UK Web Archive blog

Information from the team at the UK Web Archive, the Library's premier resource of archived UK websites

The UK Web Archive, the Library's premier resource of archived UK websites

3 posts from January 2012

20 January 2012

New project: Analytical Access to the Domain Dark Archive

We're delighted to be working closely with the Institute for Historical Research on a new JISC funded project on Analytical Access to the Domain Dark Archive (AADDA). This is a JISC funded project led by IHR, in partnership with the British Library, the University of Cambridge, and King's College London.

AADDA is an 18-month project to enhance the sustainability of a substantial dark archive of UK domain websites collected between 1996 and 2010 by the Internet Archive, copies of which were recently acquired by the JISC and are stored at the British Library on their behalf. More details can be found over on the IHR Digital blog... .

18 January 2012

The Diamond Jubilee collection: nominations open!

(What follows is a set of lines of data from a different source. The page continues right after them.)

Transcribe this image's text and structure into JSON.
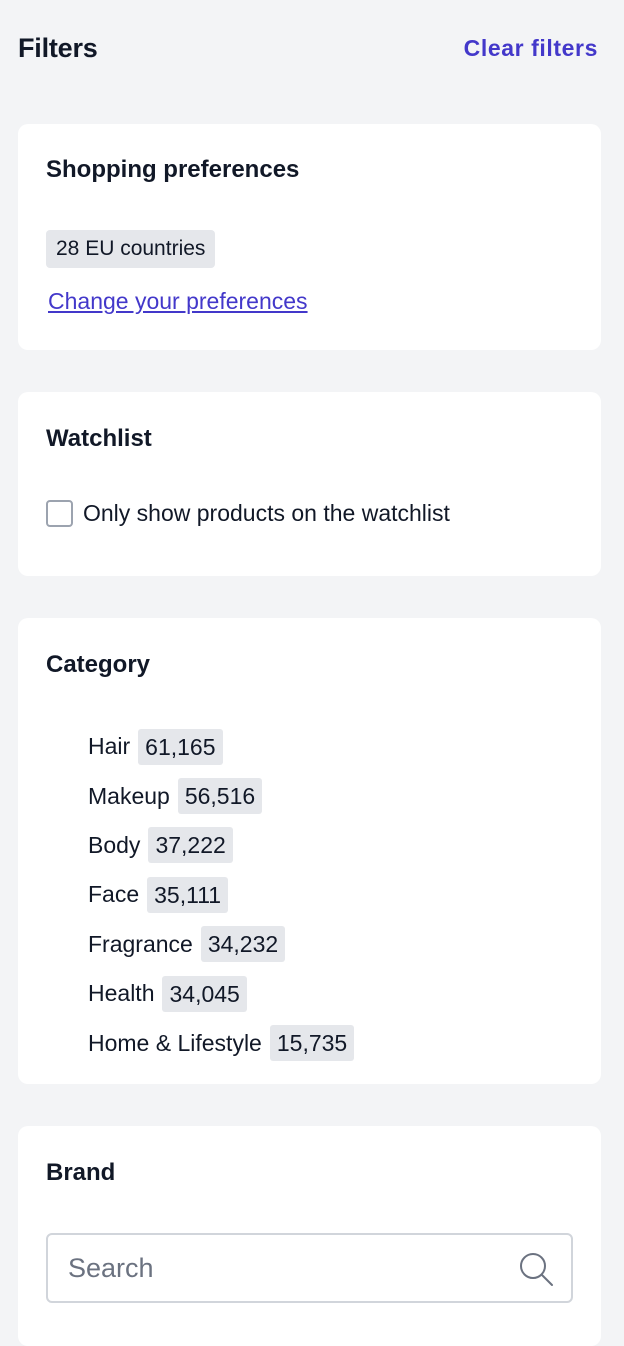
{
  "header": {
    "title": "Filters",
    "clear_label": "Clear filters"
  },
  "shopping_preferences": {
    "title": "Shopping preferences",
    "badge": "28 EU countries",
    "link": "Change your preferences"
  },
  "watchlist": {
    "title": "Watchlist",
    "checkbox_label": "Only show products on the watchlist",
    "checked": false
  },
  "category": {
    "title": "Category",
    "items": [
      {
        "label": "Hair",
        "count": "61,165"
      },
      {
        "label": "Makeup",
        "count": "56,516"
      },
      {
        "label": "Body",
        "count": "37,222"
      },
      {
        "label": "Face",
        "count": "35,111"
      },
      {
        "label": "Fragrance",
        "count": "34,232"
      },
      {
        "label": "Health",
        "count": "34,045"
      },
      {
        "label": "Home & Lifestyle",
        "count": "15,735"
      }
    ]
  },
  "brand": {
    "title": "Brand",
    "search_placeholder": "Search",
    "search_value": ""
  },
  "colors": {
    "accent": "#4338ca",
    "background": "#f3f4f6",
    "card": "#ffffff",
    "badge": "#e5e7eb"
  },
  "icons": {
    "search": "search-icon"
  }
}
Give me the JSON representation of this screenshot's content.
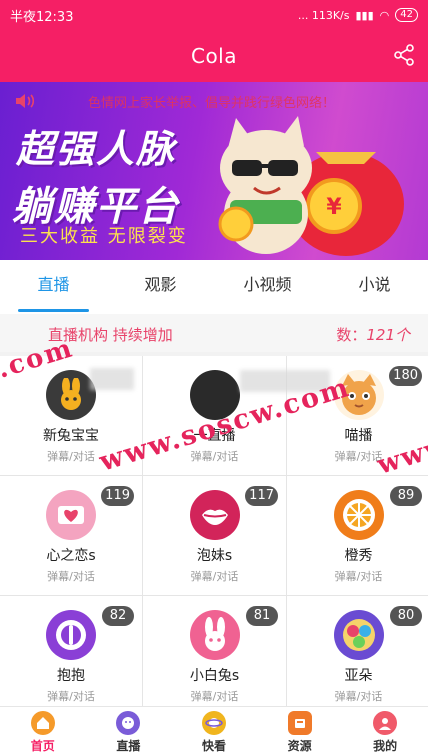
{
  "status_bar": {
    "time": "半夜12:33",
    "network": "... 113K/s",
    "battery": "42"
  },
  "header": {
    "title": "Cola"
  },
  "banner": {
    "notice": "色情网上家长举报、倡导并践行绿色网络！",
    "headline_1": "超强人脉",
    "headline_2": "躺赚平台",
    "tagline": "三大收益  无限裂变",
    "coin_symbol": "¥"
  },
  "tabs": [
    {
      "label": "直播",
      "active": true
    },
    {
      "label": "观影",
      "active": false
    },
    {
      "label": "小视频",
      "active": false
    },
    {
      "label": "小说",
      "active": false
    }
  ],
  "info_bar": {
    "left": "直播机构 持续增加",
    "right_prefix": "数：",
    "right_count": "121个"
  },
  "platforms": [
    {
      "name": "新兔宝宝",
      "sub": "弹幕/对话",
      "count": "",
      "icon": "rabbit-icon",
      "color": "#3a3a3a"
    },
    {
      "name": "一直播",
      "sub": "弹幕/对话",
      "count": "",
      "icon": "live-icon",
      "color": "#2a2a2a"
    },
    {
      "name": "喵播",
      "sub": "弹幕/对话",
      "count": "180",
      "icon": "cat-icon",
      "color": "#f0a34a"
    },
    {
      "name": "心之恋s",
      "sub": "弹幕/对话",
      "count": "119",
      "icon": "heart-icon",
      "color": "#f4a4c0"
    },
    {
      "name": "泡妹s",
      "sub": "弹幕/对话",
      "count": "117",
      "icon": "lips-icon",
      "color": "#d2245a"
    },
    {
      "name": "橙秀",
      "sub": "弹幕/对话",
      "count": "89",
      "icon": "orange-icon",
      "color": "#f07d1a"
    },
    {
      "name": "抱抱",
      "sub": "弹幕/对话",
      "count": "82",
      "icon": "mic-icon",
      "color": "#8a3fd6"
    },
    {
      "name": "小白兔s",
      "sub": "弹幕/对话",
      "count": "81",
      "icon": "bunny-icon",
      "color": "#f06292"
    },
    {
      "name": "亚朵",
      "sub": "弹幕/对话",
      "count": "80",
      "icon": "flower-icon",
      "color": "#6a4bd2"
    }
  ],
  "watermark": {
    "line1": ".com",
    "line2": "www.soscw.com",
    "line3": "www."
  },
  "bottom_nav": [
    {
      "label": "首页",
      "icon": "home-icon",
      "color": "#f59a2a",
      "active": true
    },
    {
      "label": "直播",
      "icon": "live-face-icon",
      "color": "#7a5cd8",
      "active": false
    },
    {
      "label": "快看",
      "icon": "planet-icon",
      "color": "#f0b51e",
      "active": false
    },
    {
      "label": "资源",
      "icon": "resource-icon",
      "color": "#f07a2a",
      "active": false
    },
    {
      "label": "我的",
      "icon": "user-icon",
      "color": "#f05a6a",
      "active": false
    }
  ]
}
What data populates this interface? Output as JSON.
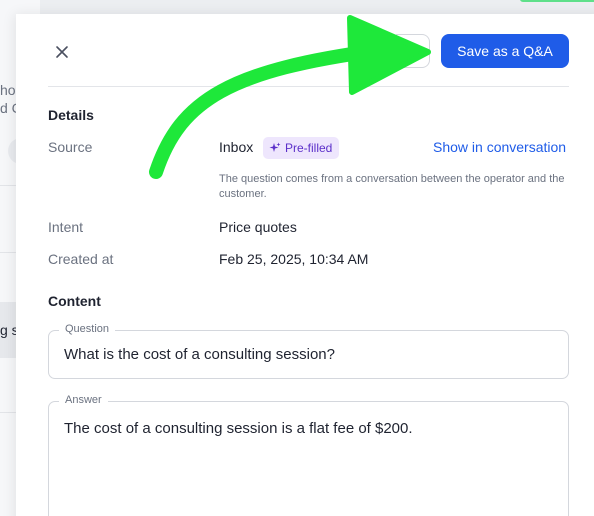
{
  "background": {
    "fragment_1": "ho",
    "fragment_2": "d C",
    "fragment_3": "g s"
  },
  "header": {
    "save_label": "Save as a Q&A"
  },
  "details": {
    "title": "Details",
    "source": {
      "label": "Source",
      "value": "Inbox",
      "badge": "Pre-filled",
      "link": "Show in conversation",
      "helper": "The question comes from a conversation between the operator and the customer."
    },
    "intent": {
      "label": "Intent",
      "value": "Price quotes"
    },
    "created": {
      "label": "Created at",
      "value": "Feb 25, 2025, 10:34 AM"
    }
  },
  "content": {
    "title": "Content",
    "question": {
      "legend": "Question",
      "value": "What is the cost of a consulting session?"
    },
    "answer": {
      "legend": "Answer",
      "value": "The cost of a consulting session is a flat fee of $200."
    }
  },
  "colors": {
    "accent": "#1f5ce8",
    "badge_bg": "#eee6fd",
    "badge_text": "#5b2fc9",
    "annotation_arrow": "#1ee83a"
  },
  "icons": {
    "close": "close-icon",
    "sparkle": "sparkle-icon",
    "arrow": "annotation-arrow-icon"
  }
}
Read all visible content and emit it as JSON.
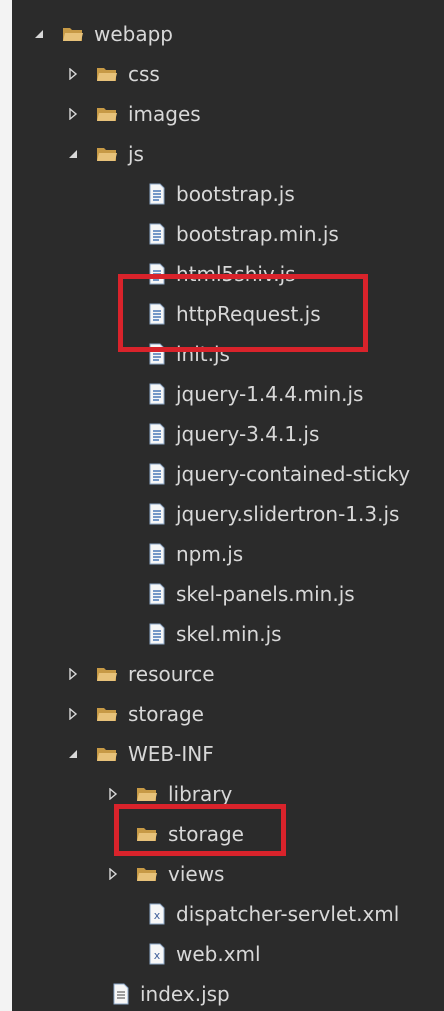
{
  "tree": {
    "webapp": "webapp",
    "css": "css",
    "images": "images",
    "js": "js",
    "js_files": [
      "bootstrap.js",
      "bootstrap.min.js",
      "html5shiv.js",
      "httpRequest.js",
      "init.js",
      "jquery-1.4.4.min.js",
      "jquery-3.4.1.js",
      "jquery-contained-sticky",
      "jquery.slidertron-1.3.js",
      "npm.js",
      "skel-panels.min.js",
      "skel.min.js"
    ],
    "resource": "resource",
    "storage": "storage",
    "webinf": "WEB-INF",
    "library": "library",
    "webinf_storage": "storage",
    "views": "views",
    "dispatcher": "dispatcher-servlet.xml",
    "webxml": "web.xml",
    "indexjsp": "index.jsp"
  },
  "colors": {
    "background": "#2b2b2b",
    "text": "#d8d8d8",
    "folder": "#d6b36a",
    "highlight": "#d9232b"
  }
}
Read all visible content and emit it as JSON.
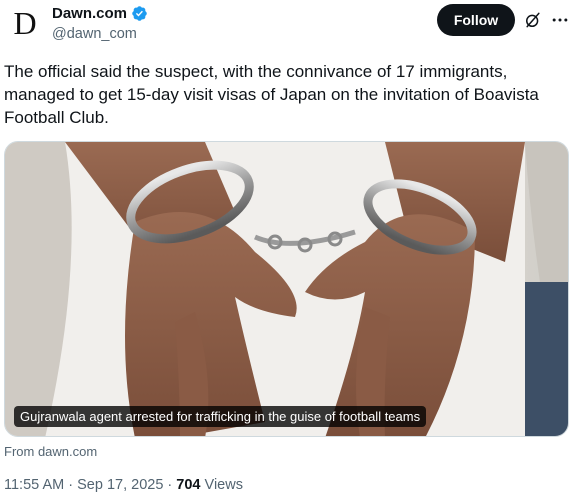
{
  "account": {
    "avatar_letter": "D",
    "display_name": "Dawn.com",
    "handle": "@dawn_com",
    "verified": true,
    "verified_color": "#1d9bf0"
  },
  "actions": {
    "follow_label": "Follow",
    "grok_icon": "grok-icon",
    "more_icon": "more-dots-icon"
  },
  "tweet": {
    "text": "The official said the suspect, with the connivance of 17 immigrants, managed to get 15-day visit visas of Japan on the invitation of Boavista Football Club."
  },
  "card": {
    "image_description": "handcuffed-hands-photo",
    "caption": "Gujranwala agent arrested for trafficking in the guise of football teams",
    "source": "From dawn.com"
  },
  "meta": {
    "time": "11:55 AM",
    "separator": "·",
    "date": "Sep 17, 2025",
    "views_count": "704",
    "views_label": "Views"
  }
}
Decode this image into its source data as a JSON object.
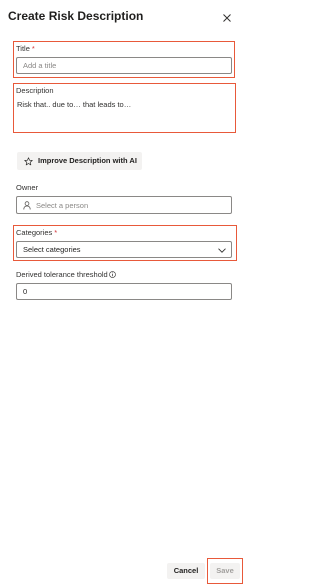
{
  "dialog": {
    "title": "Create Risk Description"
  },
  "fields": {
    "title": {
      "label": "Title",
      "required_mark": "*",
      "placeholder": "Add a title",
      "value": ""
    },
    "description": {
      "label": "Description",
      "value": "Risk that.. due to… that leads to…"
    },
    "improve_button": {
      "label": "Improve Description with AI",
      "icon": "star-icon"
    },
    "owner": {
      "label": "Owner",
      "placeholder": "Select a person",
      "icon": "person-icon"
    },
    "categories": {
      "label": "Categories",
      "required_mark": "*",
      "selected": "Select categories",
      "icon": "chevron-down-icon"
    },
    "tolerance": {
      "label": "Derived tolerance threshold",
      "icon": "info-icon",
      "value": "0"
    }
  },
  "footer": {
    "cancel_label": "Cancel",
    "save_label": "Save"
  },
  "colors": {
    "required": "#d13438",
    "highlight_box": "#e8593a",
    "disabled_text": "#a19f9d",
    "button_bg": "#f3f2f1"
  }
}
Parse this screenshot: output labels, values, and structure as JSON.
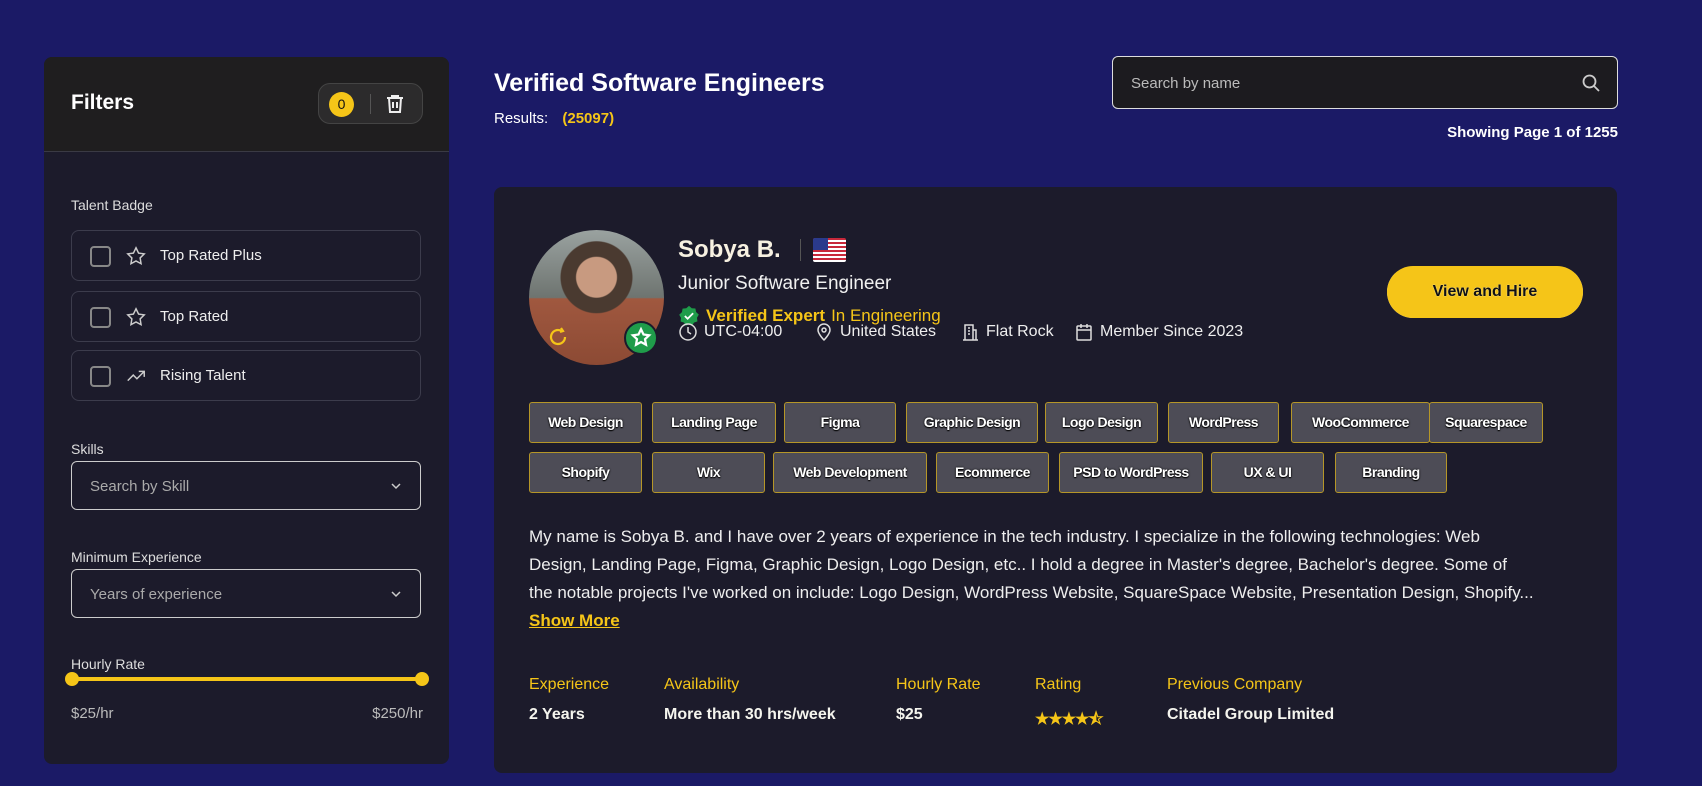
{
  "colors": {
    "background": "#1b1a66",
    "panel": "#1c1b2b",
    "accent": "#f5c518",
    "verified": "#1f9c4a"
  },
  "sidebar": {
    "title": "Filters",
    "filter_count": "0",
    "talent_badge_label": "Talent Badge",
    "badges": [
      {
        "label": "Top Rated Plus",
        "icon": "star-icon"
      },
      {
        "label": "Top Rated",
        "icon": "star-icon"
      },
      {
        "label": "Rising Talent",
        "icon": "trending-up-icon"
      }
    ],
    "skills_label": "Skills",
    "skills_placeholder": "Search by Skill",
    "experience_label": "Minimum Experience",
    "experience_placeholder": "Years of experience",
    "rate_label": "Hourly Rate",
    "rate_min": "$25/hr",
    "rate_max": "$250/hr"
  },
  "header": {
    "title": "Verified Software Engineers",
    "results_label": "Results:",
    "results_count": "(25097)",
    "search_placeholder": "Search by name",
    "paging_prefix": "Showing Page ",
    "page": "1",
    "paging_mid": " of ",
    "total_pages": "1255"
  },
  "profile": {
    "name": "Sobya B.",
    "country_flag": "us-flag",
    "role": "Junior Software Engineer",
    "verified": "Verified Expert",
    "verified_field": "In Engineering",
    "timezone": "UTC-04:00",
    "country": "United States",
    "city": "Flat Rock",
    "member_since": "Member Since 2023",
    "hire_button": "View and Hire",
    "skills": [
      "Web Design",
      "Landing Page",
      "Figma",
      "Graphic Design",
      "Logo Design",
      "WordPress",
      "WooCommerce",
      "Squarespace",
      "Shopify",
      "Wix",
      "Web Development",
      "Ecommerce",
      "PSD to WordPress",
      "UX & UI",
      "Branding"
    ],
    "bio_lines": [
      "My name is Sobya B. and I have over 2 years of experience in the tech industry. I specialize in the following technologies: Web",
      "Design, Landing Page, Figma, Graphic Design, Logo Design, etc.. I hold a degree in Master's degree, Bachelor's degree. Some of",
      "the notable projects I've worked on include: Logo Design, WordPress Website, SquareSpace Website, Presentation Design, Shopify..."
    ],
    "show_more": "Show More",
    "stats": {
      "experience_label": "Experience",
      "experience": "2 Years",
      "availability_label": "Availability",
      "availability": "More than 30 hrs/week",
      "rate_label": "Hourly Rate",
      "rate": "$25",
      "rating_label": "Rating",
      "rating": 4.5,
      "company_label": "Previous Company",
      "company": "Citadel Group Limited"
    }
  }
}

We’re setting up a special collection of websites about The Queen’s Diamond Jubilee – and we want your help! 
 
60 years of The Queen's reign will be celebrated in her Diamond Jubilee this year. It’s a massive event that will be subject to exhaustive coverage, and it seems that nearly everyone has an opinion about it one way or another. It’s only the second time a British Monarch has ever celebrated a Diamond Jubilee, and it’s the first time that there will be an online representation of the event. This makes it a unique event in our history. So, in recognition of this, we’re setting up a special collection of archived websites to capture the Diamond Jubilee Online. We’re working with lots of other organisations and institutions to try and make the collection as comprehensive as possible, including the Royal Household, the Institute for Historical Research, and the Mass Observation project. Why don’t you join us too?
 
Are you, or is your organisation, involved in a Diamond Jubilee activity? Does it have a presence on the web? Do you want to be part of a lasting legacy, a unique collection of archived websites that will record the celebrations and varying opinions held around the nation? Yes? Then we want you to get involved! Tell us about the resources you think are valuable, and make your nominations for the Diamond Jubilee collection now. Be part of something big.  
 
It’s really important that we get a wide range of perspectives on the Jubilee celebrations, with as many different types of sites as possible. Otherwise, the collection won’t be comprehensive. So whether you’re pro- or anti-royal, writing your own blog or managing your company’s online Jubilee celebrations, running a major series of events or holding a village street party – if you have a web presence, why not let us know? We’d love to hear from you.
 
Nominate a site for the Diamond Jubilee collection

03 January 2012

Techtalk: Wayback & HDFS

In order to process the large amount of data contained within the web archive we have been using a cluster based on Apache's Hadoop for some time now. Primarily the cluster is used for text-extraction (via Tika) and various data analytics via Hadoop's MapReduce framework. The Hadoop cluster contains a distributed filesystem provided by HDFS - it is here that we currently store a copy of the entire archive in WARC format. 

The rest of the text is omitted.